サッカー日本代表の武器「オールコートマンツーマンディフェンス」のメリットとデメリット

近年のサッカー日本代表を見ていて、個人的に1番の武器だと感じているのが“オールコートマンツーマンディフェンス”です。

2022 FIFAワールドカップのドイツ戦やスペイン戦でも、この守備は大きな武器になりました。

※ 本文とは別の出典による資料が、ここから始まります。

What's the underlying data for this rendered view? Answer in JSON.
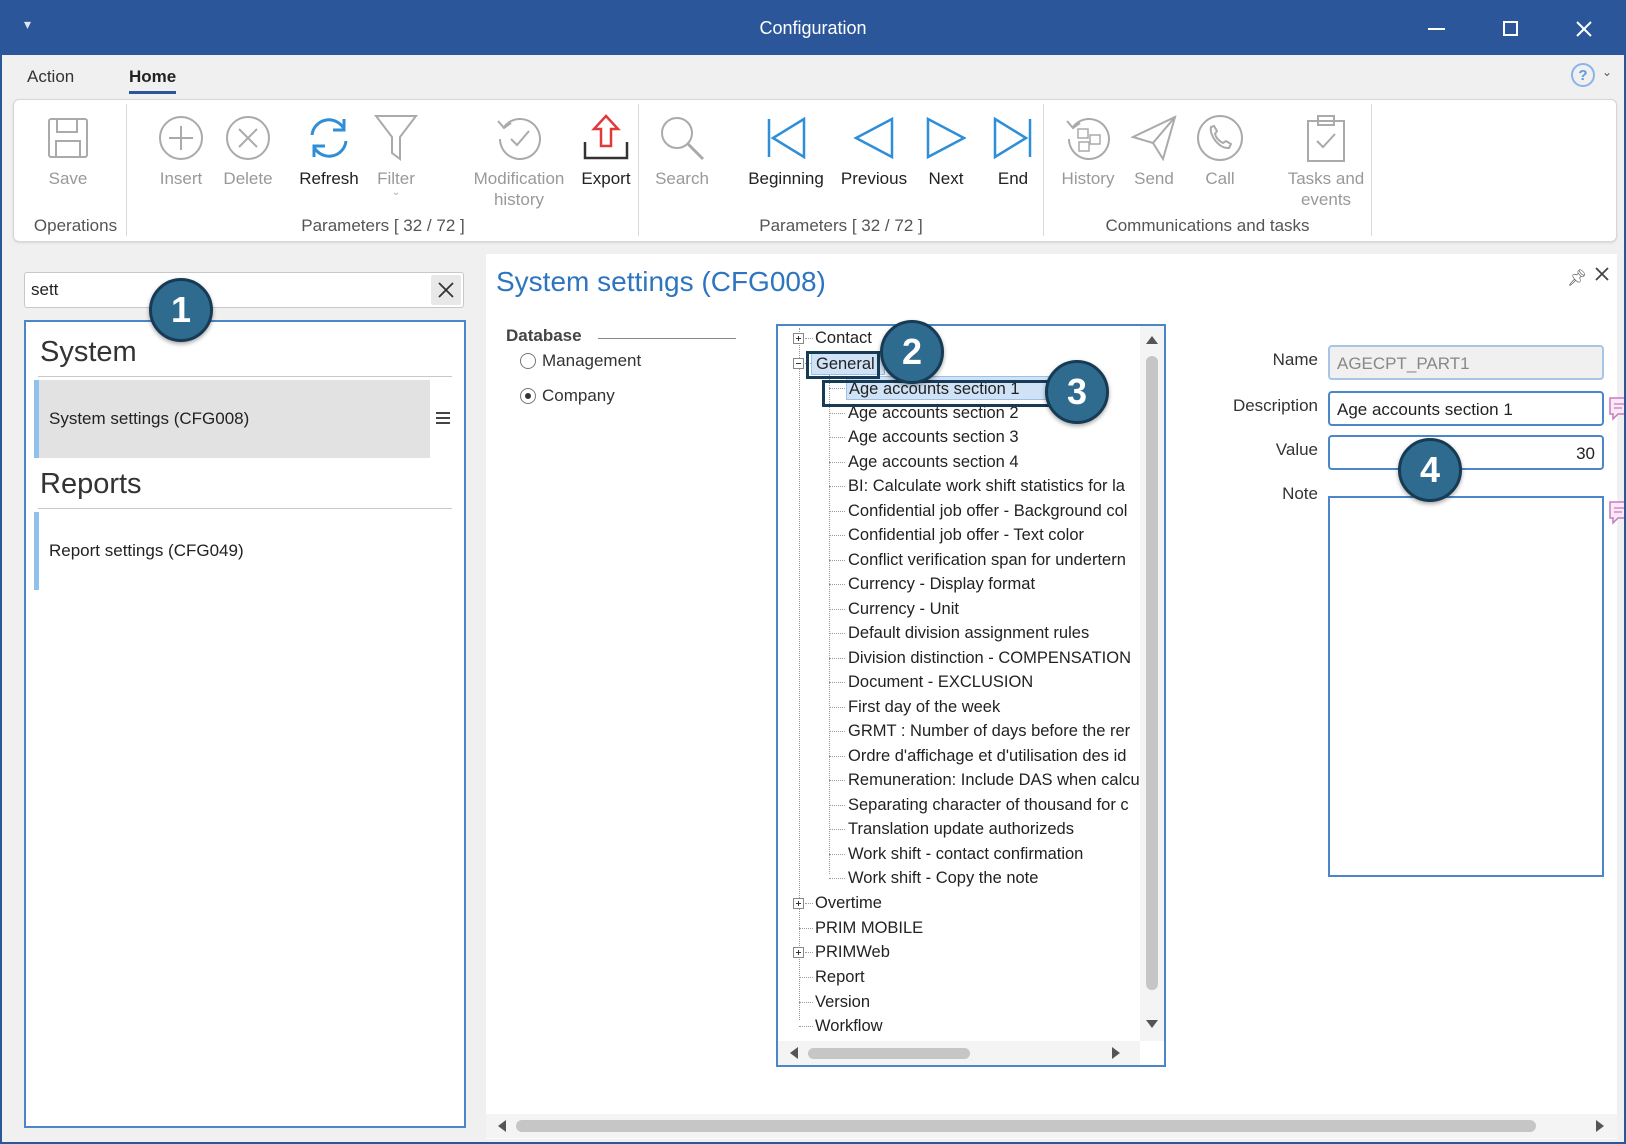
{
  "window": {
    "title": "Configuration",
    "quick_access_icon": "dropdown-arrow-icon"
  },
  "menu": {
    "tabs": [
      "Action",
      "Home"
    ],
    "active": "Home",
    "help": "?"
  },
  "ribbon": {
    "groups": [
      {
        "label": "Operations"
      },
      {
        "label": "Parameters [ 32 / 72 ]"
      },
      {
        "label": "Parameters [ 32 / 72 ]"
      },
      {
        "label": "Communications and tasks"
      }
    ],
    "buttons": {
      "save": {
        "label": "Save",
        "icon": "floppy-icon"
      },
      "insert": {
        "label": "Insert",
        "icon": "plus-circle-icon"
      },
      "delete": {
        "label": "Delete",
        "icon": "x-circle-icon"
      },
      "refresh": {
        "label": "Refresh",
        "icon": "refresh-icon"
      },
      "filter": {
        "label": "Filter",
        "icon": "funnel-icon"
      },
      "modification_history": {
        "label1": "Modification",
        "label2": "history",
        "icon": "clock-check-icon"
      },
      "export": {
        "label": "Export",
        "icon": "export-icon"
      },
      "search": {
        "label": "Search",
        "icon": "magnifier-icon"
      },
      "beginning": {
        "label": "Beginning",
        "icon": "first-icon"
      },
      "previous": {
        "label": "Previous",
        "icon": "previous-icon"
      },
      "next": {
        "label": "Next",
        "icon": "next-icon"
      },
      "end": {
        "label": "End",
        "icon": "last-icon"
      },
      "history": {
        "label": "History",
        "icon": "history-icon"
      },
      "send": {
        "label": "Send",
        "icon": "paper-plane-icon"
      },
      "call": {
        "label": "Call",
        "icon": "phone-icon"
      },
      "tasks_events": {
        "label1": "Tasks and",
        "label2": "events",
        "icon": "clipboard-icon"
      }
    }
  },
  "leftpane": {
    "search_value": "sett",
    "sections": [
      {
        "heading": "System",
        "items": [
          "System settings (CFG008)"
        ]
      },
      {
        "heading": "Reports",
        "items": [
          "Report settings (CFG049)"
        ]
      }
    ]
  },
  "main": {
    "title": "System settings (CFG008)",
    "database": {
      "label": "Database",
      "options": [
        "Management",
        "Company"
      ],
      "selected": "Company"
    },
    "tree": {
      "top_nodes": {
        "contact": "Contact",
        "general": "General",
        "overtime": "Overtime",
        "prim_mobile": "PRIM MOBILE",
        "primweb": "PRIMWeb",
        "report": "Report",
        "version": "Version",
        "workflow": "Workflow"
      },
      "general_children": [
        "Age accounts section 1",
        "Age accounts section 2",
        "Age accounts section 3",
        "Age accounts section 4",
        "BI: Calculate work shift statistics for la",
        "Confidential job offer - Background col",
        "Confidential job offer - Text color",
        "Conflict verification span for undertern",
        "Currency - Display format",
        "Currency - Unit",
        "Default division assignment rules",
        "Division distinction  - COMPENSATION",
        "Document - EXCLUSION",
        "First day of the week",
        "GRMT : Number of days before the rer",
        "Ordre d'affichage et d'utilisation des id",
        "Remuneration: Include DAS when calcu",
        "Separating character of thousand for c",
        "Translation update authorizeds",
        "Work shift - contact confirmation",
        "Work shift - Copy the note"
      ],
      "selected": "Age accounts section 1"
    },
    "form": {
      "name_label": "Name",
      "name_value": "AGECPT_PART1",
      "description_label": "Description",
      "description_value": "Age accounts section 1",
      "value_label": "Value",
      "value_value": "30",
      "note_label": "Note",
      "note_value": ""
    }
  },
  "callouts": [
    "1",
    "2",
    "3",
    "4"
  ]
}
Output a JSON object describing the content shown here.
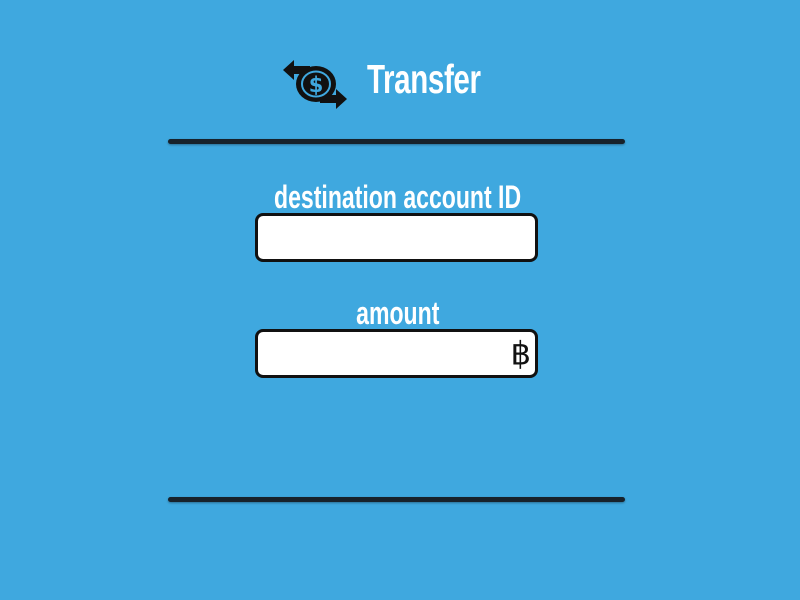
{
  "header": {
    "icon": "money-transfer-icon",
    "title": "Transfer"
  },
  "form": {
    "destination": {
      "label": "destination account ID",
      "value": "",
      "placeholder": ""
    },
    "amount": {
      "label": "amount",
      "value": "",
      "placeholder": "",
      "currency_symbol": "฿"
    }
  },
  "colors": {
    "background": "#3fa8df",
    "divider": "#17222b",
    "text": "#ffffff",
    "input_border": "#111111"
  }
}
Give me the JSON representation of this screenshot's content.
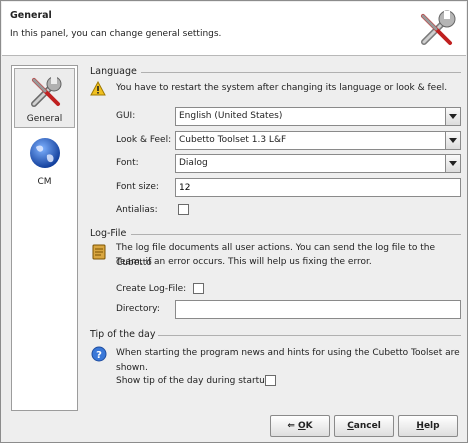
{
  "header": {
    "title": "General",
    "description": "In this panel, you can change general settings."
  },
  "sidebar": {
    "items": [
      {
        "label": "General",
        "icon": "tools-icon",
        "selected": true
      },
      {
        "label": "CM",
        "icon": "globe-icon",
        "selected": false
      }
    ]
  },
  "language": {
    "title": "Language",
    "info": "You have to restart the system after changing its language or look & feel.",
    "gui_label": "GUI:",
    "gui_value": "English (United States)",
    "lookfeel_label": "Look & Feel:",
    "lookfeel_value": "Cubetto Toolset 1.3 L&F",
    "font_label": "Font:",
    "font_value": "Dialog",
    "fontsize_label": "Font size:",
    "fontsize_value": "12",
    "antialias_label": "Antialias:",
    "antialias_checked": false
  },
  "logfile": {
    "title": "Log-File",
    "info_line1": "The log file documents all user actions. You can send the log file to the Cubetto",
    "info_line2": "Team, if an error occurs. This will help us fixing the error.",
    "create_label": "Create Log-File:",
    "create_checked": false,
    "directory_label": "Directory:",
    "directory_value": ""
  },
  "tip": {
    "title": "Tip of the day",
    "info": "When starting the program news and hints for using the Cubetto Toolset are shown.",
    "show_label": "Show tip of the day during startup:",
    "show_checked": false
  },
  "buttons": {
    "ok_prefix": "⇐ ",
    "ok_u": "O",
    "ok_rest": "K",
    "cancel_u": "C",
    "cancel_rest": "ancel",
    "help_u": "H",
    "help_rest": "elp"
  },
  "colors": {
    "accent_blue": "#2a5fb0",
    "warning_yellow": "#f0c020"
  }
}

選手達の間で「戦術カタール」と呼ばれている、という記事を見た時も、
「あの強度と連動感は、確かに日本代表の象徴だったな」
と感じました。

今回はそんな日本代表の武器とも言える“オールコートマンツーマンディフェンス”について、メリットとデメリットを整理してみます。


オールコートマンツーマンディフェンスのメリット

相手に自由を与えない

最大のメリットはこれだと思います。

後方から丁寧にボールを繋ぎたい相手に対して、

  • 前を向かせない
  • パスコースを消す
  • ボール保持者に考える時間を与えない

こうした状況を作ることが出来ます。

現代サッカーはビルドアップ重視のチームも多いため、ここを崩せるとかなり大きい。

高い位置でボールを奪える

前から奪いに行くため、ボール奪取位置が高くなります。

高い位置で奪えれば、そのまま一気にゴールへ向かえる。

ロングカウンターというより、“ショートカウンター”に近いイメージです。

少ない手数で決定機を作れるのは大きな武器です。

チーム全体の熱量が上がる

この守備は、誰か1人だけ頑張っても成立しません。

全員が連動して、
全員が同じ絵を見て、
全員が走る。

だからこそ、ハマった時の一体感がすごい。

見ている側も熱くなります。

ワールドカップで日本代表の試合が大きく盛り上がった理由の1つも、この守備の熱量だったように感じます。


オールコートマンツーマンディフェンスのデメリット

消耗が激しい

当然ですが、かなり走ります。

しかもただ走るだけではなく、

  • 判断
  • 切り替え
  • スプリント

を高強度で繰り返す必要がある。

90分間維持するのは簡単ではありません。

大会の連戦になると、コンディション管理もかなり重要になります。

1人剥がされると危険

マンツーマン気味に守る以上、1人でも対応が外されると、一気にスペースが生まれます。

特に技術力の高い相手には、このリスクが大きい。

守備がハマる時は強烈ですが、
噛み合わない時は逆にピンチも増える。

ハイリスク・ハイリターンな部分もある戦術だと思います。

相手によってはハマりづらい

この戦術は、
「相手が後方から繋いでくれる」
ことで成立する部分もあります。

逆に、

  • ロングボール主体
  • 撤退守備
  • 割り切って蹴ってくる相手

には、狙いがハマりづらい。

どんな相手にも万能というわけではありません。


強力な武器だからこそ感じる危機感

個人的に、オールコートマンツーマンディフェンスは、今の日本代表にとって大きな武器だと思っています。

実際、ワールドカップでも世界相手に通用した。
日本代表の強さを象徴する戦術の1つだと思います。

ただ同時に、
「これしか武器がないのでは?」
という危機感も感じています。

この戦術はとにかく消耗が激しい。

全員が走り、
全員が潰れ役になり、
全員が極限まで強度を出し続ける。

ハマった時の迫力は凄まじい。
でもその反面、どこか“無理無茶”を感じる瞬間もあります。

海外で「神風アタック」と表現される記事を見かけることもあります。
個人的には、その“極限まで走り切るスタイル”を、そう表現したくなる感覚も少し分かってしまう部分があります。

もちろん、それだけ全力で戦う姿には心を打たれます。

ただ、
この方向性だけがサッカーのスタンダードになっていくと、
サッカー本来の面白さである、

  • 駆け引き
  • アイデア
  • 工夫
  • 技術

そういった部分が薄れていく怖さも感じています。

だからこそ今回のワールドカップでは、
この“オールコートマンツーマンディフェンス時代”を打ち破るようなチームや戦術にも期待しています。

サッカーがこれからどんな進化をしていくのか。
そこも含めて楽しみにしたいと思います。